ISC2 released its 2025 Cybersecurity Workforce Study on December 4, marking a notable shift in how the organization frames the profession’s core challenge. For the first time, ISC2 dropped its annual workforce gap headcount estimate entirely, with study participants indicating that a shortage of critical skills now outweighs the need for simply more people. The study drew responses from a record 16,029 cybersecurity practitioners and decision-makers globally.
Previous editions of the study — including 2024’s report, which tallied a workforce gap of 4.8 million professionals — tracked the raw difference between available security workers and organizational demand. The 2025 edition deliberately steps away from that figure. ISC2 explained the decision in the report itself: respondents have shifted their view, with the need for specific, advanced skills now registering as a more pressing concern than headcount alone.
What the Study Actually Found
The numbers still point to ongoing strain. According to the 2025 ISC2 Cybersecurity Workforce Study, 88% of respondents said their organizations experienced at least one significant cybersecurity consequence in the last year because of a skills shortage. Sixty-nine percent reported multiple such consequences. Those figures track with what certified professionals working in understaffed teams report anecdotally — the problem isn’t just vacancy counts, it’s the gap between what teams can do and what the threat environment demands.
Job satisfaction ticked upward after a difficult 2024. The study reports 68% of participants satisfied with their current positions, a 2% improvement over last year and a reversal of the 4% decline recorded between 2023 and 2024. Among satisfied respondents, 30% described themselves as “very satisfied,” up 3 points from 2024. The study attributes some of this improvement to stabilizing workloads and a slight easing of the worst budget constraints.
AI Adoption and the Skills Shift
AI adoption continues to reshape what skills teams actually need. Sixty-nine percent of respondents said they are either already using AI security tools or actively planning for implementation. The study frames this as broadly positive — AI handling repetitive and time-consuming tasks rather than replacing human judgment on complex decisions. But it also widens the skills gap in a different direction: teams that lack AI proficiency risk falling further behind as the technology becomes standard in both attack and defense.

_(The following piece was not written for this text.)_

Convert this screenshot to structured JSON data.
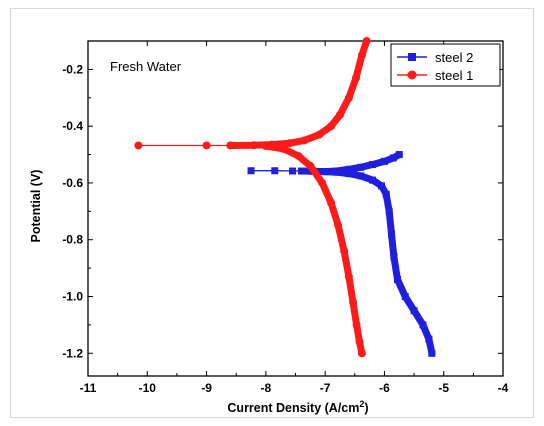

For CISSP candidates, the study’s skills-over-headcount framing reinforces the value of credentials that demonstrate broad, strategic security knowledge. Organizations increasingly need professionals who understand security architecture, risk management, and governance — the domains CISSP covers — rather than specialists in single tools or platforms.
Staffing shortage reports did improve modestly year-over-year. Those reporting significant shortages were down 2%, with slight shortages down 3%. The share of respondents saying their organizations have the right level of cybersecurity staffing rose 4 points to 34% — the highest that figure has reached, though it still means nearly two-thirds of organizations fall short. The full study is available at no charge on ISC2’s website.